6 Summary and Research Needs

This chapter summarizes the most recent state of the art in catabolic gene surveys for anaerobic degraders of petroleum hydrocarbons in environmental systems. Primer systems for a wide diversity of both peripheral and central catabolic marker genes in anaerobic degradation are now at hand. They have been widely employed in studies on terrestrial and marine systems either naturally or anthropogenically contaminated with alkanes and aromatic hydrocarbons. Thus, crucial insights on previously hidden lineages and diversities of anaerobic hydrocarbon degraders have been generated for many sites. Part of these catabolic gene lineages have now been securely associated with common degrader lineages within the Betaproteobacteria, the Deltaproteobacteria, and also the Clostridia, the latter being more frequently detected in the contaminated terrestrial subsurface than in marine systems. However, several prominent marker gene lineages, such as the T-cluster FAE gene homologues (Fig. 4), remain to be better integrated into current degrader taxonomy. Moreover, increasing experimental cues from enrichment cultures or (meta)genomic information on key enzymes and marker genes involved in activation mechanisms other than fumarate addition are currently becoming available. This will foster the development and application of assays capable of detecting degraders utilizing, e.g., oxygen-independent hydroxylation or carboxylation mechanisms for hydrocarbon activation.

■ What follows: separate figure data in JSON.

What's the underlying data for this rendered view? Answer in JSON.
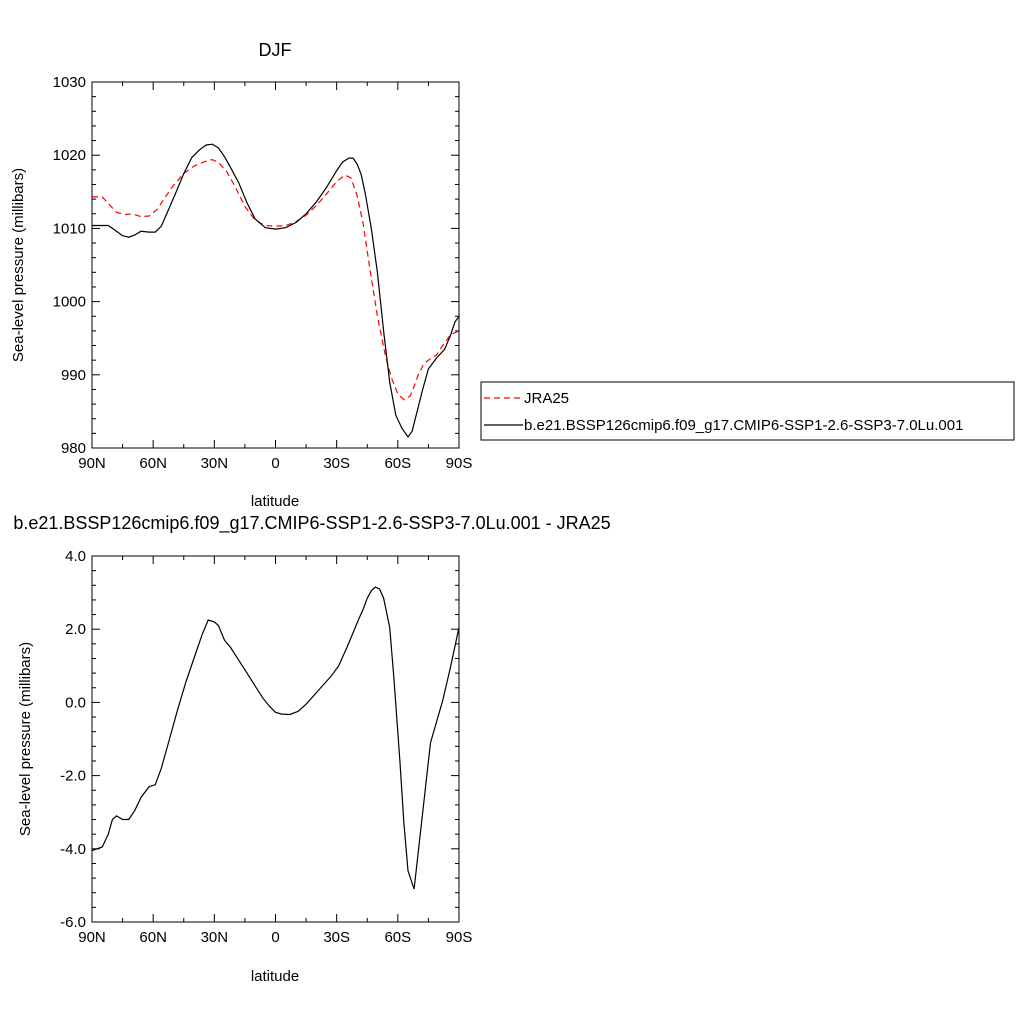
{
  "chart_data": [
    {
      "type": "line",
      "title": "DJF",
      "xlabel": "latitude",
      "ylabel": "Sea-level pressure (millibars)",
      "xlim": [
        90,
        -90
      ],
      "ylim": [
        980,
        1030
      ],
      "x_ticks": [
        90,
        60,
        30,
        0,
        -30,
        -60,
        -90
      ],
      "x_tick_labels": [
        "90N",
        "60N",
        "30N",
        "0",
        "30S",
        "60S",
        "90S"
      ],
      "y_ticks": [
        980,
        990,
        1000,
        1010,
        1020,
        1030
      ],
      "y_tick_labels": [
        "980",
        "990",
        "1000",
        "1010",
        "1020",
        "1030"
      ],
      "grid": false,
      "legend": "right",
      "series": [
        {
          "name": "JRA25",
          "color": "#ff0000",
          "dash": "dashed",
          "x": [
            90,
            85,
            82,
            78,
            74,
            70,
            66,
            62,
            58,
            54,
            50,
            45,
            40,
            35,
            31,
            28,
            24,
            20,
            15,
            10,
            5,
            0,
            -5,
            -10,
            -15,
            -20,
            -25,
            -30,
            -34,
            -37,
            -40,
            -43,
            -46,
            -50,
            -54,
            -57,
            -60,
            -63,
            -66,
            -68,
            -70,
            -73,
            -76,
            -79,
            -82,
            -86,
            -90
          ],
          "y": [
            1014.3,
            1014.3,
            1013.4,
            1012.2,
            1011.9,
            1012.0,
            1011.6,
            1011.7,
            1012.6,
            1014.3,
            1015.9,
            1017.5,
            1018.5,
            1019.1,
            1019.4,
            1019.0,
            1017.8,
            1015.8,
            1013.0,
            1011.1,
            1010.4,
            1010.3,
            1010.4,
            1010.9,
            1011.8,
            1013.1,
            1014.7,
            1016.4,
            1017.3,
            1016.9,
            1014.5,
            1010.6,
            1005.0,
            998.0,
            992.5,
            989.5,
            987.4,
            986.6,
            987.1,
            988.4,
            990.0,
            991.6,
            992.2,
            992.7,
            994.0,
            995.5,
            996.0
          ]
        },
        {
          "name": "b.e21.BSSP126cmip6.f09_g17.CMIP6-SSP1-2.6-SSP3-7.0Lu.001",
          "color": "#000000",
          "dash": "solid",
          "x": [
            90,
            85,
            82,
            78,
            75,
            72,
            69,
            66,
            62,
            59,
            56,
            53,
            49,
            45,
            41,
            37,
            34,
            31,
            28,
            25,
            22,
            18,
            14,
            10,
            5,
            0,
            -5,
            -10,
            -15,
            -20,
            -25,
            -30,
            -33,
            -36,
            -38,
            -40,
            -42,
            -44,
            -47,
            -50,
            -53,
            -56,
            -59,
            -62,
            -65,
            -67,
            -69,
            -72,
            -75,
            -79,
            -83,
            -86,
            -88,
            -90
          ],
          "y": [
            1010.4,
            1010.4,
            1010.4,
            1009.6,
            1009.0,
            1008.8,
            1009.1,
            1009.6,
            1009.5,
            1009.5,
            1010.3,
            1012.2,
            1014.8,
            1017.5,
            1019.7,
            1020.8,
            1021.4,
            1021.5,
            1021.0,
            1019.8,
            1018.3,
            1016.2,
            1013.5,
            1011.3,
            1010.1,
            1009.9,
            1010.1,
            1010.8,
            1012.0,
            1013.6,
            1015.6,
            1017.9,
            1019.1,
            1019.6,
            1019.6,
            1018.8,
            1017.4,
            1014.8,
            1010.0,
            1004.0,
            996.0,
            989.0,
            984.5,
            982.7,
            981.5,
            982.3,
            984.5,
            987.8,
            990.8,
            992.3,
            993.5,
            995.5,
            997.2,
            998.0
          ]
        }
      ]
    },
    {
      "type": "line",
      "title": "b.e21.BSSP126cmip6.f09_g17.CMIP6-SSP1-2.6-SSP3-7.0Lu.001 - JRA25",
      "xlabel": "latitude",
      "ylabel": "Sea-level pressure (millibars)",
      "xlim": [
        90,
        -90
      ],
      "ylim": [
        -6,
        4
      ],
      "x_ticks": [
        90,
        60,
        30,
        0,
        -30,
        -60,
        -90
      ],
      "x_tick_labels": [
        "90N",
        "60N",
        "30N",
        "0",
        "30S",
        "60S",
        "90S"
      ],
      "y_ticks": [
        -6,
        -4,
        -2,
        0,
        2,
        4
      ],
      "y_tick_labels": [
        "-6.0",
        "-4.0",
        "-2.0",
        "0.0",
        "2.0",
        "4.0"
      ],
      "grid": false,
      "series": [
        {
          "color": "#000000",
          "dash": "solid",
          "x": [
            90,
            85,
            82,
            80,
            78,
            75,
            72,
            69,
            66,
            62,
            59,
            56,
            52,
            48,
            44,
            40,
            36,
            33,
            30,
            28,
            25,
            22,
            18,
            14,
            10,
            6,
            3,
            0,
            -3,
            -7,
            -11,
            -15,
            -19,
            -23,
            -27,
            -31,
            -35,
            -38,
            -41,
            -43,
            -45,
            -47,
            -49,
            -51,
            -53,
            -56,
            -58,
            -61,
            -63,
            -65,
            -68,
            -72,
            -76,
            -82,
            -86,
            -90
          ],
          "y": [
            -4.05,
            -3.95,
            -3.6,
            -3.2,
            -3.1,
            -3.2,
            -3.2,
            -2.95,
            -2.6,
            -2.3,
            -2.25,
            -1.8,
            -1.0,
            -0.2,
            0.55,
            1.2,
            1.85,
            2.25,
            2.2,
            2.1,
            1.7,
            1.5,
            1.15,
            0.8,
            0.45,
            0.1,
            -0.1,
            -0.27,
            -0.32,
            -0.33,
            -0.25,
            -0.05,
            0.2,
            0.45,
            0.7,
            1.0,
            1.5,
            1.9,
            2.3,
            2.55,
            2.85,
            3.05,
            3.15,
            3.1,
            2.85,
            2.05,
            0.7,
            -1.6,
            -3.3,
            -4.6,
            -5.1,
            -3.1,
            -1.1,
            0.05,
            1.0,
            2.05
          ]
        }
      ]
    }
  ]
}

The original research presented in the second part of this chapter shows that long-read NGS analysis of FAE gene amplicons is a powerful and reproducible tool to comprehensively screen degrader diversities in environmental systems. Recovery of FAE gene lineages was clearly higher via NGS, facilitating a unique “deep” access to degrader microbiota in contaminated systems. Although the utilized 454 GS FLX+ long-read sequencing platform is now already outdated, more modern long-read sequencing platforms such as the PacBio SMRT sequencing technology have recently become available for marker gene sequencing (Schloss et al. 2016; Wagner et al. 2016) and will surely also rapidly find their way into anaerobic degrader screening. Possibly, also other primer-independent NGS approaches can offer even more unbiased handles on degrader diversity, such as a recently introduced strategy involving sequence captured by hybridization and next-generation sequencing of FAE genes (Ranchou-Peyruse et al. 2016). In perspective, it remains to be emphasized that the vital information on intrinsic degrader assemblages accessible via marker gene sequencing must continue to find its way into an enhanced, population-based monitoring, management, and remediation strategies for contaminated sites.